Wednesday, December 15, 2010


Question To Ponder #1

Why did JFK's motorcade make turns in violation of Secret Service codes?

JFK's motorcade traveled along Main Street with the sidewalks jammed with well wishers.  There were no incidents along Main except for some people coming out on to the street from the curb causing the motorcycle escort on Mrs. Kennedy's side of the car to "drop back".  

On those occasions, Secret Service agent Clint Hill ran up to take a position on the left rear step of JFK's car as a precaution.

At the intersection of Main & Houston Streets, the motorcade turned right onto Houston.  At this point, Clint Hill had resumed his position on the front left running board of the follow-up car. 

This was because there were no crowds spilling out into the street on Houston and because the motorcade would soon be picking up speed to go on the freeway.

At this point, Nellie Connally, wife of Governor of Texas John Connally, sitting in front of Mrs. Kennedy, turned and said to JFK: "Mr. President, you can't say that Dallas doesn't love you." 

As their car approached the Texas School Book Depository building, they turned left onto Elm Street.

           Warren Commission Photo

Were turns a violation of security regulations?  

The answer is yes according to Jim Marrs in his book Crossfire: The Plot That Killed Kennedy (1989):

"President Kennedy rode right into the middle of (an ambush) in an open limousine that violated security regulations by making a 120-degree turn in front of the Texas School Book Depository."

Security regulations had already been violated in making the 1st turn. When security is compromised (slowing down, stopping, turning) then additional protective measures were to be used.*

*Agents riding on running boards of the President's car, having additional security in the crowds, making sure windows of buildings are secured. 

There is no evidence to suggest any of these additional security actions were taken after the motorcade turned onto Houston Street.
Why were these turns were made in the first place?

The Warren Report (1964) said it was "impossible" to access the Stemmons Freeway by way of Main Street. 

The "Kennedy Assassination Website" by John McAdams gives the following detailed explanation:

  "The Elm Street approach to the Stemmons Freeway is necessary in order to avoid the traffic hazards which would otherwise exist if right turns were permitted from both Main & Elm into the freeway. 

To create this traffic pattern, a concrete barrier between Main and Elm Streets presents an obstacle to a right turn from Main across Elm to the access road to Stemmons Freeway and the Dallas-Fort Worth Turnpike."

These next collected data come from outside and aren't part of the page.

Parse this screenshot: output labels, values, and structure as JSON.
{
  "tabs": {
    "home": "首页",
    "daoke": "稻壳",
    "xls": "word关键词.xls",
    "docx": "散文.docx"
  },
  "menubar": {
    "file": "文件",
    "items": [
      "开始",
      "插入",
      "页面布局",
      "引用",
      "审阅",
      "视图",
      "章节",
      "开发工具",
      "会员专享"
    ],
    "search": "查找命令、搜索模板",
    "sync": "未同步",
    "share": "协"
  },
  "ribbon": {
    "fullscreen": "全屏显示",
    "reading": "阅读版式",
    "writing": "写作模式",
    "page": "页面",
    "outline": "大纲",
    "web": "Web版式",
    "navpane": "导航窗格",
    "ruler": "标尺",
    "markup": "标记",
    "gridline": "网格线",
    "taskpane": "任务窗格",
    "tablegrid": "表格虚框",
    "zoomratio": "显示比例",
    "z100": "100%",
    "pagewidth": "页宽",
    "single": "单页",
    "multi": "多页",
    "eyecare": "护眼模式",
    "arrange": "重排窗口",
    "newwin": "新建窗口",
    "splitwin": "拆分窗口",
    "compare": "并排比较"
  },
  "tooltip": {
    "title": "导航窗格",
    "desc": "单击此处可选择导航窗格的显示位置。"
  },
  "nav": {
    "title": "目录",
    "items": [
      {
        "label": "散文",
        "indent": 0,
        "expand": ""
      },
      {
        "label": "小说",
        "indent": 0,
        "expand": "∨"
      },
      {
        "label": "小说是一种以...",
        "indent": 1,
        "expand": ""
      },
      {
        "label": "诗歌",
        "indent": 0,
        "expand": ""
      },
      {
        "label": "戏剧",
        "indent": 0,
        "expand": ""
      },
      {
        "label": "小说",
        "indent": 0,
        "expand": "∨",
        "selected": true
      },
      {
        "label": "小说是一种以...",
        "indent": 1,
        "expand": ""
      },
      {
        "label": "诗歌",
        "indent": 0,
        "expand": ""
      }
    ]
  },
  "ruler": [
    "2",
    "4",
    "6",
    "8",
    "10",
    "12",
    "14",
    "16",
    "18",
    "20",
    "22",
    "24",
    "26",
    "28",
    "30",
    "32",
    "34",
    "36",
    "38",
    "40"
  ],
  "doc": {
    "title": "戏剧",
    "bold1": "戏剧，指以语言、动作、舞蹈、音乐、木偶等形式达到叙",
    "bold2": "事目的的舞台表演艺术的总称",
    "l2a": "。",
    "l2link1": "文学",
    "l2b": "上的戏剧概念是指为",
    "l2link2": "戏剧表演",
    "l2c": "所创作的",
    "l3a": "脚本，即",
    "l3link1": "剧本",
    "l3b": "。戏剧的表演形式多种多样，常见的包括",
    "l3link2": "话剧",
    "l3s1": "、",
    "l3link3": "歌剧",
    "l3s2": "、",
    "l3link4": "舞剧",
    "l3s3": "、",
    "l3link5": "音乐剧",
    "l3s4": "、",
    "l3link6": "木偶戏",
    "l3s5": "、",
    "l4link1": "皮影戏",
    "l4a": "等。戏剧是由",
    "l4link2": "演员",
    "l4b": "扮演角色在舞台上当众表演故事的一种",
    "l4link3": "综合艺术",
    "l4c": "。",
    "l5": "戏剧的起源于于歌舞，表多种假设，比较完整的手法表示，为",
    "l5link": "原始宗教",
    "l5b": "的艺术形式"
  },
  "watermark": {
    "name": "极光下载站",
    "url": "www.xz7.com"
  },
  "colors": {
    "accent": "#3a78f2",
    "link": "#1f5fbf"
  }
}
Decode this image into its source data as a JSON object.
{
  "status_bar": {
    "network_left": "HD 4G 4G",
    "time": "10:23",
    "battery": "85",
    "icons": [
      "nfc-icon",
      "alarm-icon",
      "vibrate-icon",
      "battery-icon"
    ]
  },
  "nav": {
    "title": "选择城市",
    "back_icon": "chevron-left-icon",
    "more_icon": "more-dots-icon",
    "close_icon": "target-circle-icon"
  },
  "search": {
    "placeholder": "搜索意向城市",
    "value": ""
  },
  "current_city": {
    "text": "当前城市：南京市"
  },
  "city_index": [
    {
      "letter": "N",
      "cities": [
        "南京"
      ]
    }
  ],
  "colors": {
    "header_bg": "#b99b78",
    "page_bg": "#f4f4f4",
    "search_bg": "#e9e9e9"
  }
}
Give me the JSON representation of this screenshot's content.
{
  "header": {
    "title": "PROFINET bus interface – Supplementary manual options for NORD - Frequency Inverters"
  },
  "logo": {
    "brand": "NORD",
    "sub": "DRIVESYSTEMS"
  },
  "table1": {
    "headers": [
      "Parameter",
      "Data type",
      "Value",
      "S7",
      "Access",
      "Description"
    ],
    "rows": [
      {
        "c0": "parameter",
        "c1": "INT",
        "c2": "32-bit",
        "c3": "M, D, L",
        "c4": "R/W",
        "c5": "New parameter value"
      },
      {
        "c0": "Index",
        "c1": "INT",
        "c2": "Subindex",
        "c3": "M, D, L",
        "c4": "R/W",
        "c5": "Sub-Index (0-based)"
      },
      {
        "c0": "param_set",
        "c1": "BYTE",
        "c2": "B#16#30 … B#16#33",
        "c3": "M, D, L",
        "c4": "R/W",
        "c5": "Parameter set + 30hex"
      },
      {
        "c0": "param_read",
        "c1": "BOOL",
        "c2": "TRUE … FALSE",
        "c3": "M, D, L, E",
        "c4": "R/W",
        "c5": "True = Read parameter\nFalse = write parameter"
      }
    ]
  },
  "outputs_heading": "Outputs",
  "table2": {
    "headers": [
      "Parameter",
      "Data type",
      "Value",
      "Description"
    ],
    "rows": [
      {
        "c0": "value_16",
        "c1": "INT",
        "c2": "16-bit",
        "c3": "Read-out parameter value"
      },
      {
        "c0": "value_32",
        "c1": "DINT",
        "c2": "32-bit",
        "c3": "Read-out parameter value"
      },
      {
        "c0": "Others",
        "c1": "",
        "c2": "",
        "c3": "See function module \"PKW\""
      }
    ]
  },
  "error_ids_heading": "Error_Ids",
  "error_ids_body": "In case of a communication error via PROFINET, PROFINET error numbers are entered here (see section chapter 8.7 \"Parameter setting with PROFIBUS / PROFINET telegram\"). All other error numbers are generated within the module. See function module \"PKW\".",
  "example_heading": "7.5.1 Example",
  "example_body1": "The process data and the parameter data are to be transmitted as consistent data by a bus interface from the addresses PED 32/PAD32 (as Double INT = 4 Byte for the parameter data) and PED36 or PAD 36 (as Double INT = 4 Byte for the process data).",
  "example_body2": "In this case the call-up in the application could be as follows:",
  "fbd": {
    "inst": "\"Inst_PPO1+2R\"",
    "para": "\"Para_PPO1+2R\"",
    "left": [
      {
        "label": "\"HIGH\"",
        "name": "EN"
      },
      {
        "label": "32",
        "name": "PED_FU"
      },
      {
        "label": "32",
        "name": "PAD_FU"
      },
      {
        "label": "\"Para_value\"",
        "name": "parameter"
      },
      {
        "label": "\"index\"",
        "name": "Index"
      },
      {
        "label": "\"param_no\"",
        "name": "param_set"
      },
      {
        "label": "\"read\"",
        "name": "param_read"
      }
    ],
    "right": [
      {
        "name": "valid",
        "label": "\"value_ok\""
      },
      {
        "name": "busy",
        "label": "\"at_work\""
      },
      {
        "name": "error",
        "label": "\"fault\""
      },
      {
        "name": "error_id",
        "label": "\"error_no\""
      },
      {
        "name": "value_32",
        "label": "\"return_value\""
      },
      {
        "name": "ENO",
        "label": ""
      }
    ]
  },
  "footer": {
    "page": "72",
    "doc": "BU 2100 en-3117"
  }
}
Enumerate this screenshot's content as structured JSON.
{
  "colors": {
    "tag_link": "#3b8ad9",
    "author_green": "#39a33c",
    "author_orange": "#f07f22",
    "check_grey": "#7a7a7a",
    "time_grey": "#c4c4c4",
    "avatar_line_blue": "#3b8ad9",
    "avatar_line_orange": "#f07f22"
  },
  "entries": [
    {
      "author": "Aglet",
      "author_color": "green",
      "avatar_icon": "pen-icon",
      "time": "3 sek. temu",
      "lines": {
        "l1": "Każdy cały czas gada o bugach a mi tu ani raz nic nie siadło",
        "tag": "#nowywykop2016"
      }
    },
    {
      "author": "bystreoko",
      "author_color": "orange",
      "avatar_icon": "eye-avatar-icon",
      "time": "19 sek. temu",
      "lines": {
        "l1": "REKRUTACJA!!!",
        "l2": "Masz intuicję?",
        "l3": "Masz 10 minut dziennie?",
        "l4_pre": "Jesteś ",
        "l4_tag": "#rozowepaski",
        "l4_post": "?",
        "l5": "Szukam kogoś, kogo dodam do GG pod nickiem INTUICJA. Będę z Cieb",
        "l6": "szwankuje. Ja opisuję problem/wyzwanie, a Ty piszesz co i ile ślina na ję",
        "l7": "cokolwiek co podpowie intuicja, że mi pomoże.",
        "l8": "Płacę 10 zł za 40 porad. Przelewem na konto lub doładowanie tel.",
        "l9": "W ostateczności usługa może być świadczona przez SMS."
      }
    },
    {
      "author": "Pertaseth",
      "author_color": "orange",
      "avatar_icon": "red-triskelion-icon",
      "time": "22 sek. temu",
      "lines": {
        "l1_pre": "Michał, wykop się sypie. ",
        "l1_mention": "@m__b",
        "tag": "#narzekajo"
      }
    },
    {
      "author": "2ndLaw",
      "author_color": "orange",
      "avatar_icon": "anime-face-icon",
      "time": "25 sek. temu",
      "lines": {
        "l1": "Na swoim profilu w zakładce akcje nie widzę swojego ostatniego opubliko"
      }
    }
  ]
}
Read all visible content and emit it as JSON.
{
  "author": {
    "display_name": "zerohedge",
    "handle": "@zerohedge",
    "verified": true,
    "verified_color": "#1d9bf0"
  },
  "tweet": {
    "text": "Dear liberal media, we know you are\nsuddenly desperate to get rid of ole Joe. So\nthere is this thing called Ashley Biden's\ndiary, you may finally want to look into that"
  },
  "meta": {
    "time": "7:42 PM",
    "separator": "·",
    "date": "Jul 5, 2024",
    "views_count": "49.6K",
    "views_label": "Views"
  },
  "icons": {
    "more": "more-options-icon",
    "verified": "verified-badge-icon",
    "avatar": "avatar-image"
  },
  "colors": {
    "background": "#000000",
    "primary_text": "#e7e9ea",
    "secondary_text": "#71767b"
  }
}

While this may be true for normal circumstances in 1963, this was the President & if his security was top priority, it should have been simple for the Secret Service to have a temporary ramp placed over the concrete barrier or to have a part of the barrier removed.  

If this had been done, the motorcade could have proceeded through the Main-Houston intersection & avoided the turns altogether. 

The official answer is it was either "impossible" or at best "impracticable" to reach the freeway by staying on Main Street so the turns were necessary.  

In the "conspiracy" view, JFK was brought into the "killing zone" by making these turns.


  1. John, this is an excellent post. Most of us who lived through JFK's assassination have never gotten over it. We felt cheated and robbed.

    Keep up the good work. I think this blog will be very successful.

  2. The mayor of Dallas approved of of the route
    on Elm Street past the TSBD.

    1. Yes, I believe that is true, the mayor's name is Earl Cabell.